Housing delivery requires that a number of systems work; finance, land and infrastructure. Housing microfinance works even when many of these systems do not work well. For example, certain segments of the population build and improve housing circumstances incrementally, because of the high cost of housing and lack of affordable finance. HMF is tailored to match this staged build process, financed by these relatively small and less predictable incomes streams. Another example is that many people reside on land that may not have clear land title. HMF has the ability to work with various shades of tenure security, many that a mortgage provider would not even consider.
There is likewise a big problem of lack of infrastructure and services to support housing delivery. This includes water, sanitation, electricity and roads. This problem curtails housing supply particularly affordable housing, and is at the heart of slum formation. How does HMF work in the context of this shortage, and does it possibly offer some solutions?

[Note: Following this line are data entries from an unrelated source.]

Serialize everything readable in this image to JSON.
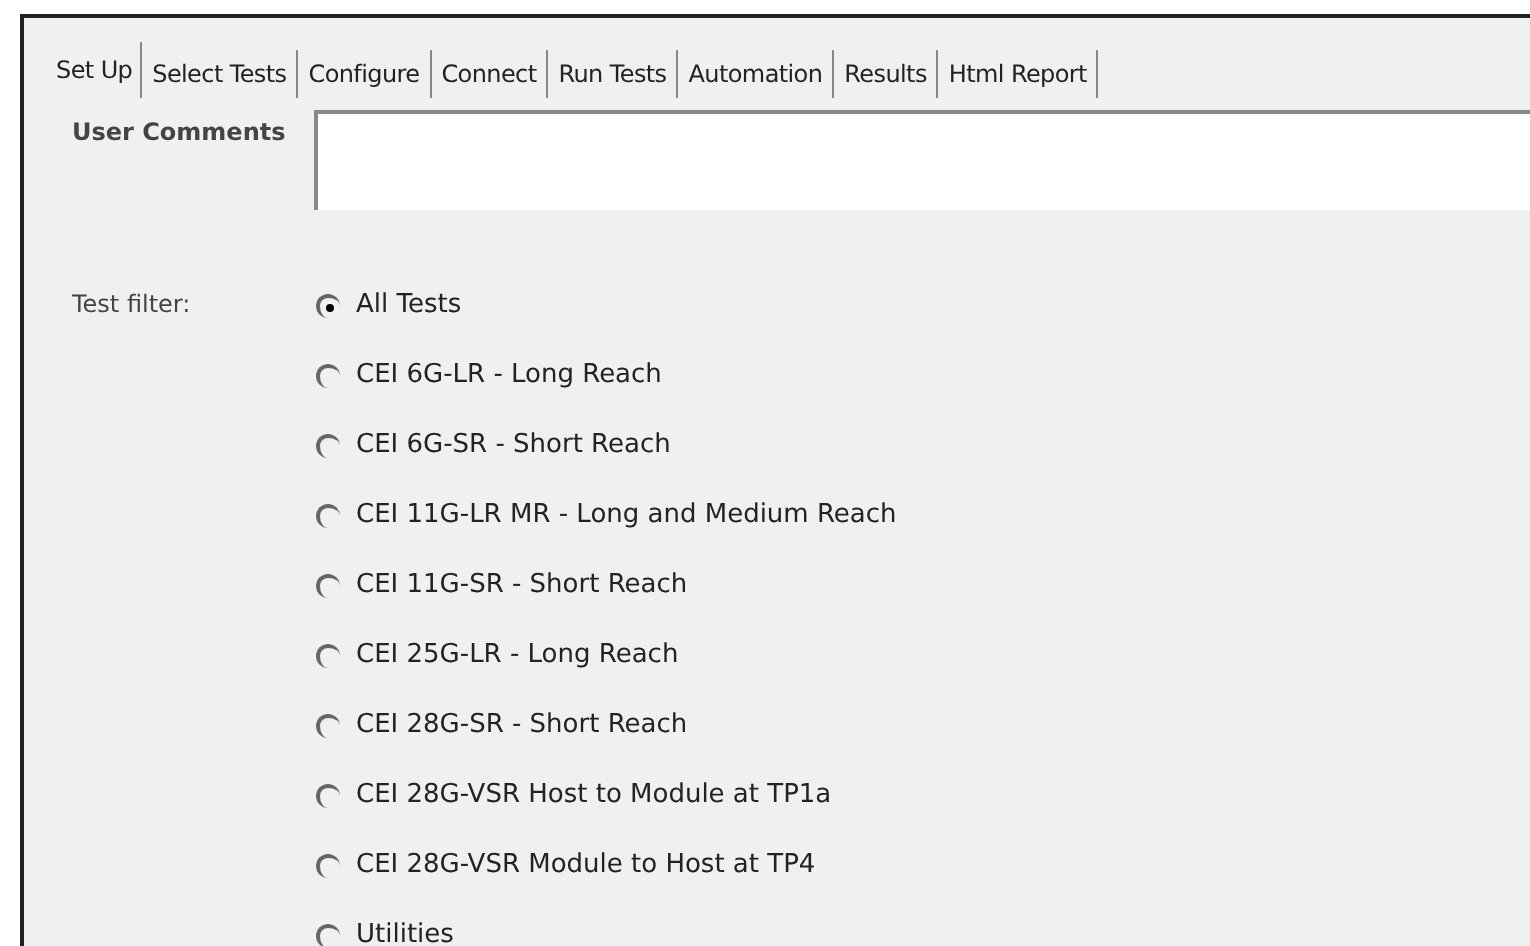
{
  "tabs": [
    {
      "label": "Set Up",
      "selected": true
    },
    {
      "label": "Select Tests",
      "selected": false
    },
    {
      "label": "Configure",
      "selected": false
    },
    {
      "label": "Connect",
      "selected": false
    },
    {
      "label": "Run Tests",
      "selected": false
    },
    {
      "label": "Automation",
      "selected": false
    },
    {
      "label": "Results",
      "selected": false
    },
    {
      "label": "Html Report",
      "selected": false
    }
  ],
  "user_comments": {
    "label": "User Comments"
  },
  "test_filter": {
    "label": "Test filter:",
    "options": [
      {
        "label": "All Tests",
        "selected": true
      },
      {
        "label": "CEI 6G-LR - Long Reach",
        "selected": false
      },
      {
        "label": "CEI 6G-SR - Short Reach",
        "selected": false
      },
      {
        "label": "CEI 11G-LR MR - Long and Medium Reach",
        "selected": false
      },
      {
        "label": "CEI 11G-SR - Short Reach",
        "selected": false
      },
      {
        "label": "CEI 25G-LR - Long Reach",
        "selected": false
      },
      {
        "label": "CEI 28G-SR - Short Reach",
        "selected": false
      },
      {
        "label": "CEI 28G-VSR Host to Module at TP1a",
        "selected": false
      },
      {
        "label": "CEI 28G-VSR Module to Host at TP4",
        "selected": false
      },
      {
        "label": "Utilities",
        "selected": false
      }
    ]
  }
}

Households have long adapted to poor provision of infrastructure by deploying, as far as possible, off grid alternatives that are not reliant on state services, as well as incrementally improving the services with time. Water and sanitation provision is a good example, with household and neighbourhood level alternatives such as boreholes, wells and pit latrines. Such small, targeted interventions are well suited to the structure of HMF. There are already examples whereby a combination of HMF and household savings, through community driven housing projects can develop new housing with a regular supply of water, localised waste treatment plants, and solar powered houses. This can also happen incrementally in areas already settled informally with no services. Such development involves initial build of on-site infrastructure through household based improvements (single pit latrines, septic tanks wells), and is then extended to network based common neighborhood systems across the settlement. Recent improvements in technology have increased the possibility of delivering certain infrastructure without reliance on the state. Examples are alternative sources of power generation such as wind and solar power as well as localised waste treatment.

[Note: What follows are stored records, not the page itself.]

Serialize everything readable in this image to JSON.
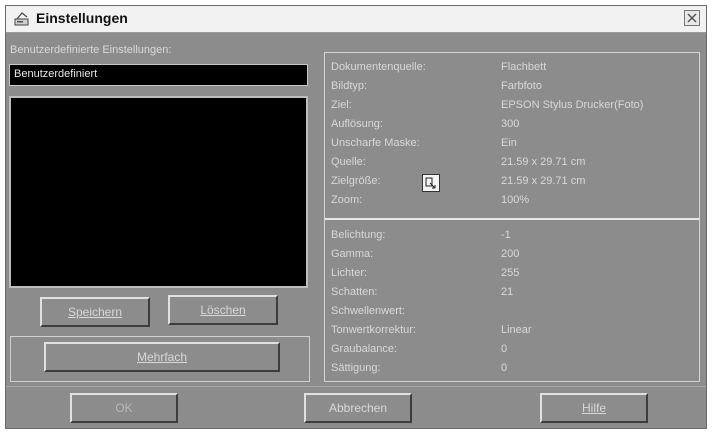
{
  "window": {
    "title": "Einstellungen"
  },
  "settings_label": "Benutzerdefinierte Einstellungen:",
  "name_field_value": "Benutzerdefiniert",
  "buttons": {
    "save": "Speichern",
    "delete": "Löschen",
    "multiple": "Mehrfach",
    "ok": "OK",
    "cancel": "Abbrechen",
    "help": "Hilfe"
  },
  "info_top": [
    {
      "label": "Dokumentenquelle:",
      "value": "Flachbett"
    },
    {
      "label": "Bildtyp:",
      "value": "Farbfoto"
    },
    {
      "label": "Ziel:",
      "value": "EPSON Stylus Drucker(Foto)"
    },
    {
      "label": "Auflösung:",
      "value": "300"
    },
    {
      "label": "Unscharfe Maske:",
      "value": "Ein"
    },
    {
      "label": "Quelle:",
      "value": "21.59 x 29.71 cm"
    },
    {
      "label": "Zielgröße:",
      "value": "21.59 x 29.71 cm"
    },
    {
      "label": "Zoom:",
      "value": "100%"
    }
  ],
  "info_bottom": [
    {
      "label": "Belichtung:",
      "value": "-1"
    },
    {
      "label": "Gamma:",
      "value": "200"
    },
    {
      "label": "Lichter:",
      "value": "255"
    },
    {
      "label": "Schatten:",
      "value": "21"
    },
    {
      "label": "Schwellenwert:",
      "value": ""
    },
    {
      "label": "Tonwertkorrektur:",
      "value": "Linear"
    },
    {
      "label": "Graubalance:",
      "value": "0"
    },
    {
      "label": "Sättigung:",
      "value": "0"
    }
  ],
  "icons": {
    "title": "scanner-icon",
    "close": "close-icon",
    "target_size": "target-size-icon"
  }
}
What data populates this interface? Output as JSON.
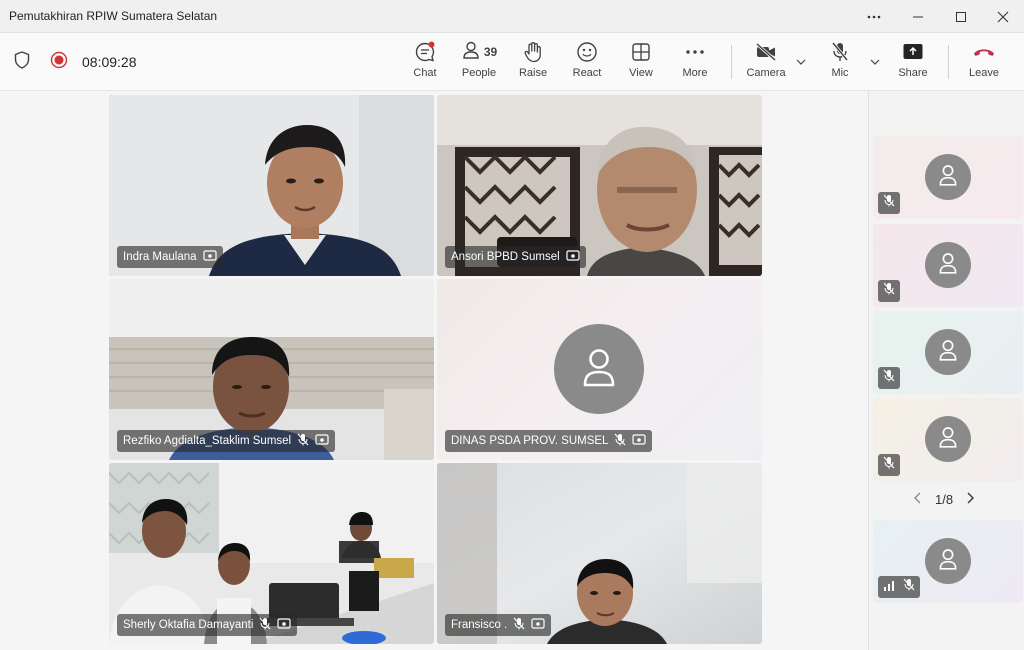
{
  "window": {
    "title": "Pemutakhiran RPIW Sumatera Selatan"
  },
  "toolbar": {
    "timer": "08:09:28",
    "chat": "Chat",
    "people": "People",
    "people_count": "39",
    "raise": "Raise",
    "react": "React",
    "view": "View",
    "more": "More",
    "camera": "Camera",
    "mic": "Mic",
    "share": "Share",
    "leave": "Leave"
  },
  "participants": [
    {
      "name": "Indra Maulana"
    },
    {
      "name": "Ansori BPBD Sumsel"
    },
    {
      "name": "Rezfiko Agdialta_Staklim Sumsel"
    },
    {
      "name": "DINAS PSDA PROV. SUMSEL"
    },
    {
      "name": "Sherly Oktafia Damayanti"
    },
    {
      "name": "Fransisco ."
    }
  ],
  "rail": {
    "pager": "1/8"
  },
  "colors": {
    "accent": "#5b5fc7",
    "leave": "#c4314b",
    "record": "#d13438"
  }
}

Many would argue however that this kind of project driven, settlement level infrastructure delivery is unsustainable in the long run. Off-grid service provision has its limitations. Sinking boreholes for households for example cannot be a long term solution to water provision- growth in demand with population expansion will ultimately challenge the water table. Also, there is a good reason that much of this infrastructure is traditionally delivered by state associated institutions. Its provision is often a natural monopoly, suited to large government agencies. The state, in delivering these services can benefit from economies of scale and negotiate affordable financing to develop what are often large, highly capital intensive projects. Also, the state in providing these services can over time, discount the costs of the infrastructure and distribute them more evenly through tariff policies. The issue of cost is critical, as project driven infrastructure delivery can make the final housing product much more expensive, especially if it does not benefit from state negotiated affordable financing, and discounted costs among many more users over longer periods. This means a solar powered house delivered by a private developer while not reliant on state infrastructure, will contribute a substantial once off cost to the house borne by the first time buyer and contribute to un-affordability. There is also the loss of cross-subsidisation of the costs of services. This happens when the state provides lifeline free basic, water and electricity services to the very poor through the infrastructure it builds and maintains. Finally, by controlling supply of infrastructure, the state can strategically plan and guide city development.

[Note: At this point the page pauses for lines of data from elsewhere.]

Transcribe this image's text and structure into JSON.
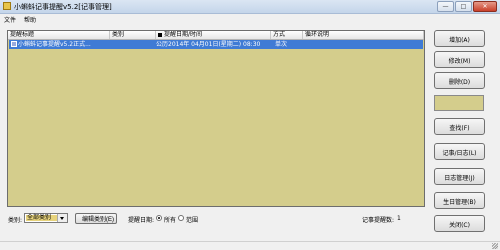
{
  "window": {
    "title": "小蝌蚪记事提醒v5.2[记事管理]",
    "controls": [
      "—",
      "□",
      "✕"
    ]
  },
  "menu": [
    "文件",
    "帮助"
  ],
  "list": {
    "columns": [
      "提醒标题",
      "类别",
      "提醒日期/时间",
      "方式",
      "循环说明"
    ],
    "rows": [
      {
        "title": "小蝌蚪记事提醒v5.2正式...",
        "category": "",
        "datetime": "公历2014年 04月01日(星期二) 08:30",
        "method": "单次",
        "cycle": ""
      }
    ],
    "bg_color": "#d4cd8c",
    "selected_color": "#3f7bd5"
  },
  "sidebar": {
    "add": "增加(A)",
    "edit": "修改(M)",
    "delete": "删除(D)",
    "find": "查找(F)",
    "notes_log": "记事/日志(L)",
    "log_manage": "日志管理(J)",
    "birthday": "生日管理(B)",
    "close": "关闭(C)"
  },
  "bottom": {
    "category_label": "类别:",
    "category_value": "全部类别",
    "edit_category": "编辑类别(E)",
    "date_label": "提醒日期:",
    "radio_all": "所有",
    "radio_range": "范围",
    "count_label": "记事提醒数:",
    "count_value": "1"
  }
}
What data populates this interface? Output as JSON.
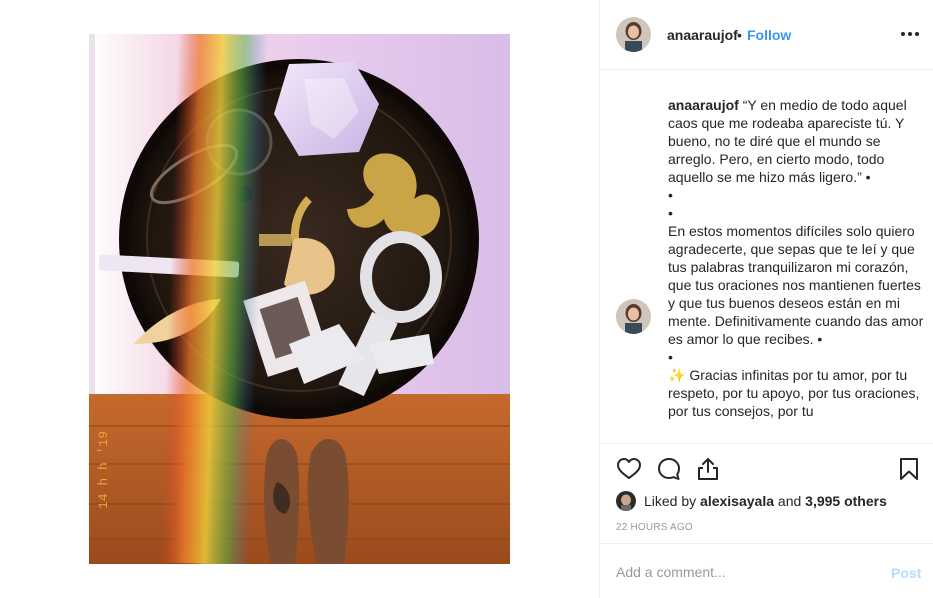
{
  "post": {
    "image_alt": "Wooden tray with crystal, om symbol, ankh, feather and small trinkets above bare feet on wooden floor",
    "photo_stamp": "14 h h '19"
  },
  "header": {
    "username": "anaaraujof",
    "separator": "•",
    "follow_label": "Follow",
    "more_icon": "more-horizontal-icon"
  },
  "caption": {
    "username": "anaaraujof",
    "lines": [
      " “Y en medio de todo aquel caos que me rodeaba apareciste tú. Y bueno, no te diré que el mundo se arreglo. Pero, en cierto modo, todo aquello se me hizo más ligero.” •",
      "•",
      "•",
      "En estos momentos difíciles solo quiero agradecerte, que sepas que te leí y que tus palabras tranquilizaron mi corazón, que tus oraciones nos mantienen fuertes y que tus buenos deseos están en mi mente. Definitivamente cuando das amor es amor lo que recibes. •",
      "•"
    ],
    "sparkle_icon": "✨",
    "last_line": " Gracias infinitas por tu amor, por tu respeto, por tu apoyo, por tus oraciones, por tus consejos, por tu"
  },
  "actions": {
    "icons": [
      "heart-icon",
      "comment-icon",
      "share-icon",
      "bookmark-icon"
    ],
    "liked_by_prefix": "Liked by ",
    "liked_by_user": "alexisayala",
    "liked_by_middle": " and ",
    "liked_by_count": "3,995 others",
    "timestamp": "22 HOURS AGO"
  },
  "comment": {
    "placeholder": "Add a comment...",
    "value": "",
    "post_label": "Post"
  },
  "colors": {
    "link": "#3897f0",
    "text": "#262626",
    "muted": "#999999",
    "post_disabled": "#b3dbff",
    "border": "#efefef"
  }
}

Household initiatives to provide infrastructure and services offer some solutions to the problem and HMF can finance these, particularly smaller scale, household and neighbourhood incremental infrastructure. Further, technological developments are increasingly showing that households and neighbourhoods can produce and manage their own services through off-grid solutions. However, we cannot discount the role of the state, particularly in ensuring that services are affordable and equitably distributed. This is something that is often not feasible if households and the private sector are the sole providers of services. For example private sector driven service provision in many urban areas on the continent is creating islands of privately well serviced, insular and inward looking high cost mixed commercial and housing settlements inaccessible to the majority. Examples include Raphta City in Tanzania Dar es Salaam, Konza Technology City and Tatu City in Nairobi Kenya, and other so called “neo-cities” on urban fringes in Zambia, Nigeria and Ghana. These few settlements, with the full complement of infrastructure and services can only offer expensive housing, catering for a very small exclusive elite. Further, because of their localised and largely private sector project driven infrastructure provision, they are not sustainable. .
The state, particularly at a local government level is therefore still crucial, and needs to be capacitated, financed and lobbied to develop and deliver critical infrastructure and services especially for lower income and affordable housing. HMF can complement not replace these efforts.